LA? Nope, …eavesdropper!

I had originally planned to keep a hand written journal under my bed of my adventures on the southern half of this peninsula, and thank God my bed rests on a frame just off the floor because I still may. That could have been quite uncomfortable.

I fortunately made it on one of the only non-cancelled flights out of Indianapolis to Chicago-O’Hare and found it quite odd that the plane was about 50% full. Ironically so was my glass. Once we began to taxi, a flight attendant mentioned to me that if I was more than welcome to find an empty row to spread out in, so I obliged. 2 seats, row 5 here I come, carefully opening the overhead bin as items tend to shift during taxi. I noticed a very attractive girl followed my lead to the row behind mine, reinforcing my belief that I am, indeed, a trend setter.

Upon landing in Chicago, I turned on my phone as soon as the flight attendant told me I could. (I must interject, because I have a hard time believing that the ability to pilot a plane with 200+ people on it could be interfered with by a text message from my mom wishing me a safe flight. Epitome of irony I’d guess.) I placed a call to a friend regarding my flight delay and transfer which the attractive girl rudely eavesdropped.  I know because once I hung up she asked me “Are you going to LA?” All I could think was “Just say yes” but it’s hard to elaborate on a lie at the airport. Plus our lives were really going in different directions. A simple “No” was all I could muster, but deep down what I really wanted to answer is detailed below in was is my first journal entry of my trip.
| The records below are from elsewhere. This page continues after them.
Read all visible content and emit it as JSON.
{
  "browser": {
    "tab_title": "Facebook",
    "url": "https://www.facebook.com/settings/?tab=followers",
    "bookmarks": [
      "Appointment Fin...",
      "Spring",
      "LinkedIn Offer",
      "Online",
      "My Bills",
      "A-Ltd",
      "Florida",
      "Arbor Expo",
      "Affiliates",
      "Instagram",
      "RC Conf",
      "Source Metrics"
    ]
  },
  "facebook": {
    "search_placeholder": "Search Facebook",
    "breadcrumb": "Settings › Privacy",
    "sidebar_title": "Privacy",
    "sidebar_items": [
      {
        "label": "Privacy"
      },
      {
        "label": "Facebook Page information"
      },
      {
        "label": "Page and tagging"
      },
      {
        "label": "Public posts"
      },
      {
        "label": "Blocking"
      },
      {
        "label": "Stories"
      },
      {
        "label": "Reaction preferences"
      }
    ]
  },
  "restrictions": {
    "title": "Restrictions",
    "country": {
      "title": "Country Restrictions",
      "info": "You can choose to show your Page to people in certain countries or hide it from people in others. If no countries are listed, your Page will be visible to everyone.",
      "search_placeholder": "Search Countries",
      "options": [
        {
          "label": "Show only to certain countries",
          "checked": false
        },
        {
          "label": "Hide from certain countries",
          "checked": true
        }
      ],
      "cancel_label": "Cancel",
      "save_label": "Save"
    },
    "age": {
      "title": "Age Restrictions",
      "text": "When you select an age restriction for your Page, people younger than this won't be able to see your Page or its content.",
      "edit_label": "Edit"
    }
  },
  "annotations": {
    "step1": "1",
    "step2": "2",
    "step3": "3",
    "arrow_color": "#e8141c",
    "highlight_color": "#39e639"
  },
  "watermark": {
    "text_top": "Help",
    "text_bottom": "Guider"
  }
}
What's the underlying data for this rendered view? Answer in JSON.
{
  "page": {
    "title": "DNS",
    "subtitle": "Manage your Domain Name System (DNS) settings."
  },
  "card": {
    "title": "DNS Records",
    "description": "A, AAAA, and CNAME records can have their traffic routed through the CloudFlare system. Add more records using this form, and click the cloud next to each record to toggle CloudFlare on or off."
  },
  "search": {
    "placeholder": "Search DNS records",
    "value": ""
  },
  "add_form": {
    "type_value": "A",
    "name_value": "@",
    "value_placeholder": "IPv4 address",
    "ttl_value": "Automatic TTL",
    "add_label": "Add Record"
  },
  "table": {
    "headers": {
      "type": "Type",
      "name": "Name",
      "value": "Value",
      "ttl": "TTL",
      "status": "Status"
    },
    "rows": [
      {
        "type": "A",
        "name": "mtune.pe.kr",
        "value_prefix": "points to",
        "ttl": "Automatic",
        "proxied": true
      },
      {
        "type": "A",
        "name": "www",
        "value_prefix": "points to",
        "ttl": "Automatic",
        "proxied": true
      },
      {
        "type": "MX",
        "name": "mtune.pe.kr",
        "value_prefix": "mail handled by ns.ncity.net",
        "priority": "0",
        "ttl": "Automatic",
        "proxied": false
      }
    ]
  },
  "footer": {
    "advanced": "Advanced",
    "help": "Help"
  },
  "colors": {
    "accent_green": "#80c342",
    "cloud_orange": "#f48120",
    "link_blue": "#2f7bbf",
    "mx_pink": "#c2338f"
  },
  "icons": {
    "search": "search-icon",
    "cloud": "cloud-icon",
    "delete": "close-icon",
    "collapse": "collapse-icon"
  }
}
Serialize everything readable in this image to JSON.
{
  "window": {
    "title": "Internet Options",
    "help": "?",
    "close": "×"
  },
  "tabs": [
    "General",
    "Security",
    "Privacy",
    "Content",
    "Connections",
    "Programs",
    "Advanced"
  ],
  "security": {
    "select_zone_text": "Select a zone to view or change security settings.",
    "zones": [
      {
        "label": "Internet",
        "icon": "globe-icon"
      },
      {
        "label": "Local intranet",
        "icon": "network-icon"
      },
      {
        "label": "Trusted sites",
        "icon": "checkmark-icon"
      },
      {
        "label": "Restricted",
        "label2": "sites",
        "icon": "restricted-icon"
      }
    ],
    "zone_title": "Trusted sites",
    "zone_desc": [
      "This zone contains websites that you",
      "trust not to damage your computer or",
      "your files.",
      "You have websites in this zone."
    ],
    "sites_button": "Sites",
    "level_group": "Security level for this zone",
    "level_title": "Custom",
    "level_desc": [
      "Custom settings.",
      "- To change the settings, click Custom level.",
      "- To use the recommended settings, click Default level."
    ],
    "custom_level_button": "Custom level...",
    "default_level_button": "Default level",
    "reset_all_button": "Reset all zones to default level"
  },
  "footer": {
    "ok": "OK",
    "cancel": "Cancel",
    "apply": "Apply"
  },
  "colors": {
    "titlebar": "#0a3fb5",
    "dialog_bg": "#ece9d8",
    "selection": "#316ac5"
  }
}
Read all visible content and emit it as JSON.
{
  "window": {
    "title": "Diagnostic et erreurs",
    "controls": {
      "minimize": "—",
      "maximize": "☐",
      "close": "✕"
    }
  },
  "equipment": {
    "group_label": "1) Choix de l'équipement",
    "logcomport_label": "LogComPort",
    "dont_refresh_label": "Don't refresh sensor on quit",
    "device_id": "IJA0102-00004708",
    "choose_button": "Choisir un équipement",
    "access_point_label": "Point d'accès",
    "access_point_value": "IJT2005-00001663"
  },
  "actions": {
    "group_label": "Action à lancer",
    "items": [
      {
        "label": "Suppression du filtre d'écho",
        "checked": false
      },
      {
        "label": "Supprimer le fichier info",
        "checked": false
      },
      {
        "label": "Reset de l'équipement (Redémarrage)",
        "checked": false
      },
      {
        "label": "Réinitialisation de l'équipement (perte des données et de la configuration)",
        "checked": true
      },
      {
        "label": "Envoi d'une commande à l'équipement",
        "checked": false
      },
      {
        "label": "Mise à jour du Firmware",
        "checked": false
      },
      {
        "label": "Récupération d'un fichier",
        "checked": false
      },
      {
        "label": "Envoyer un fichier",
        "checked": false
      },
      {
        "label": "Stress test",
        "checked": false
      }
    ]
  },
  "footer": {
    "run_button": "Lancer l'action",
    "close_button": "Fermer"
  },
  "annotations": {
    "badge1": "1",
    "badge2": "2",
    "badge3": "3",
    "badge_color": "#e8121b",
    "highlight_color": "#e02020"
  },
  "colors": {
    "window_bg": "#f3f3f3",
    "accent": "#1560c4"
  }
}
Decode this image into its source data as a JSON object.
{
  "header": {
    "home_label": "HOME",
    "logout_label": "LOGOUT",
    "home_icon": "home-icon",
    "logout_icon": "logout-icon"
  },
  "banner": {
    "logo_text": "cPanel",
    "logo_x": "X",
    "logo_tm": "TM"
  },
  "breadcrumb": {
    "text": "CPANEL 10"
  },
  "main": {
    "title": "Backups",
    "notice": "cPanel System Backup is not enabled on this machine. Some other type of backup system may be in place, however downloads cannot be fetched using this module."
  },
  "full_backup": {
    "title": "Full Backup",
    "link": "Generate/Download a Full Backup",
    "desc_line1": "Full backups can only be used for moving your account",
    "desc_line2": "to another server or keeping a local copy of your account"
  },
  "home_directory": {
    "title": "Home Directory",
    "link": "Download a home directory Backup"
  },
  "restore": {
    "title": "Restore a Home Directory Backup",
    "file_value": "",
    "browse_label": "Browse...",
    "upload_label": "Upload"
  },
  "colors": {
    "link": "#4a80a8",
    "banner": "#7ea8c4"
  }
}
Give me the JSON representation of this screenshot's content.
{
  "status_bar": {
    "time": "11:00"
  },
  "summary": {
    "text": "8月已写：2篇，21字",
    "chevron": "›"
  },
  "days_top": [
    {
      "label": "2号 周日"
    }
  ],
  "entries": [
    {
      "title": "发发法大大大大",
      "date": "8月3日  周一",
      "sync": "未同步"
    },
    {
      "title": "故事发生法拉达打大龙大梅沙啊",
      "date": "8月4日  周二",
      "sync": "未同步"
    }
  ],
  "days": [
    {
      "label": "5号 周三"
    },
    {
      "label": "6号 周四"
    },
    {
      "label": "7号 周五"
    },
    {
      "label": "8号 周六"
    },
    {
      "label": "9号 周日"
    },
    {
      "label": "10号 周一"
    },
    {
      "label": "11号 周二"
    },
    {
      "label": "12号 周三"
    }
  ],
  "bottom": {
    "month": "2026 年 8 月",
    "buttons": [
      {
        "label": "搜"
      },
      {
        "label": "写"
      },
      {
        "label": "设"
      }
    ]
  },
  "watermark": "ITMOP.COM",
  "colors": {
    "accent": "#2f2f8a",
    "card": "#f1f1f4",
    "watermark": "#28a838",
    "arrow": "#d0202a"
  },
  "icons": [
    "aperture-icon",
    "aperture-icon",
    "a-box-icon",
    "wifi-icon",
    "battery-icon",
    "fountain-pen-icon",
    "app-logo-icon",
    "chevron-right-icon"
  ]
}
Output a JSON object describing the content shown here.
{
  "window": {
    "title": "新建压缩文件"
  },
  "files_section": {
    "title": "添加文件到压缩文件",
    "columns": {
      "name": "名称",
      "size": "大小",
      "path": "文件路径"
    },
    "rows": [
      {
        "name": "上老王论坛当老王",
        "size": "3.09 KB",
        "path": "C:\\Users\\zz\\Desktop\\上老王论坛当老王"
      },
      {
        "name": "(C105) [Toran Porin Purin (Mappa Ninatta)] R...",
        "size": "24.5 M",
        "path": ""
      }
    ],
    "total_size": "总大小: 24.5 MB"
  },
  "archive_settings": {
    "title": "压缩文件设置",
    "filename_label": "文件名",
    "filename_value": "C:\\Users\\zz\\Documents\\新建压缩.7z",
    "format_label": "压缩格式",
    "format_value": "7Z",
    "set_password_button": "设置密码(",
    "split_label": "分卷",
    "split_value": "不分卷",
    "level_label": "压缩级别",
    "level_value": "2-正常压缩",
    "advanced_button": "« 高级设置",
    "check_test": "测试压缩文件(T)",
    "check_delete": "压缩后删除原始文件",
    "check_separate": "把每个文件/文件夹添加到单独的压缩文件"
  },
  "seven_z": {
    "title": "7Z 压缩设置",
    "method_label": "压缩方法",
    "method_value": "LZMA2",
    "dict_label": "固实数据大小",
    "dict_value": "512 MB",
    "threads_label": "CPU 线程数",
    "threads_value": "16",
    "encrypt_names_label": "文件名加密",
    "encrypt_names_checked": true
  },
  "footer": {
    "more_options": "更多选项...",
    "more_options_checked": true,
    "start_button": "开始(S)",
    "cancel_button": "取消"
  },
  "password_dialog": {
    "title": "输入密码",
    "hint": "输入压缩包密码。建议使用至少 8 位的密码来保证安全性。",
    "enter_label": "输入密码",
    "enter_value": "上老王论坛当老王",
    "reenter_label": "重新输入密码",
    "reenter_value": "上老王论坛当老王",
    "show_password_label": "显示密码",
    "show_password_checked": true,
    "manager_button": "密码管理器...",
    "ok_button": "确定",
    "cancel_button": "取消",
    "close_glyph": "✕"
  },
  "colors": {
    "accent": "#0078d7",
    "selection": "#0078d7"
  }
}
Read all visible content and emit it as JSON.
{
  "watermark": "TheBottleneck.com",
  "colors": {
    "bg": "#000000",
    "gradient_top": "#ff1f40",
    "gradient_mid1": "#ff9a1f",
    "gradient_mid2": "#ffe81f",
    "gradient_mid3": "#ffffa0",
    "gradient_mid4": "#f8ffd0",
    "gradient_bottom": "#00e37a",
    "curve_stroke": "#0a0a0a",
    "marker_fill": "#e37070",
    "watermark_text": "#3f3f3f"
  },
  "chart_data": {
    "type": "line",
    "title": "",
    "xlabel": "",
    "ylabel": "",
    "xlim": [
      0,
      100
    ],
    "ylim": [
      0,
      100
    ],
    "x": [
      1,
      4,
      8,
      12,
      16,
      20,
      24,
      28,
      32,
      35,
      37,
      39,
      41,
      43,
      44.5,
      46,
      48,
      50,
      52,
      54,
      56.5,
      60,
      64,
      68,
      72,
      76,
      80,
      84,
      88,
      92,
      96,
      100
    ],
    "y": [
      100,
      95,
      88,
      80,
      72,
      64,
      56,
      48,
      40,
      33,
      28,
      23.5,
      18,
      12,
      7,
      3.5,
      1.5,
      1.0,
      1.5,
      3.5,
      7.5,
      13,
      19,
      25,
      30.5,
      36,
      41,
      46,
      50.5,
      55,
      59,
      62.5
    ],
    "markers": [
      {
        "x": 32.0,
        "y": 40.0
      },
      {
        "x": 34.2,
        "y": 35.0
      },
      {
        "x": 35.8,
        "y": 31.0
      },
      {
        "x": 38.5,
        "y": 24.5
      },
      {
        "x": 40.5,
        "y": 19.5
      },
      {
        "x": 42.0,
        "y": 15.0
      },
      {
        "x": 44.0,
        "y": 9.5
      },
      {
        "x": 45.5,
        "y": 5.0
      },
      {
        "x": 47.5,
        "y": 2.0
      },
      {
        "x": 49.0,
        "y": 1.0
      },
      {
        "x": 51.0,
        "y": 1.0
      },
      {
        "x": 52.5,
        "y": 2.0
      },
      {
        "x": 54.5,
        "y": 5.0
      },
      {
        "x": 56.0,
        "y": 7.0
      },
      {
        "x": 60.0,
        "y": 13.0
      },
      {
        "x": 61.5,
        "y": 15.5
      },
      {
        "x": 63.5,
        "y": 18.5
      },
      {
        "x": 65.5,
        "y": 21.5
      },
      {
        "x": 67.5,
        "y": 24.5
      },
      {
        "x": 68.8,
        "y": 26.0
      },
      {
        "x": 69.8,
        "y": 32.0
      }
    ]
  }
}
“Well here I am, back in Chicago. I spent 3.5 years in my Chicago apartment, the longest I have lived in any one place aside from my parents current residence. Thus I find it fitting that I depart from this city I have grown to love. So here it is, my first journal entry. It’s amazing how wonderful and grandiose this all seems until I am actually departing.

Literally putting the plan in motion is quite daunting and emotional. I look back on specific times of excitement during the planning and approval process, and a slice of nervousness accompanies each one. None of those moments however, come close to the magnitude of what lays in front of me. I can’t even say it originates in the fear of the unknown as much as in the known and abandoned. I know what I am leaving and the beautiful part is that I do not need to be without it to grasp the impact of leaving it all behind.

I must remember I am not on a journey for a better life, a better opportunity, a better place. Rather I am on a journey for a better me, and I seek a peace on that journey because it is a goal that I will undoubtedly attain.”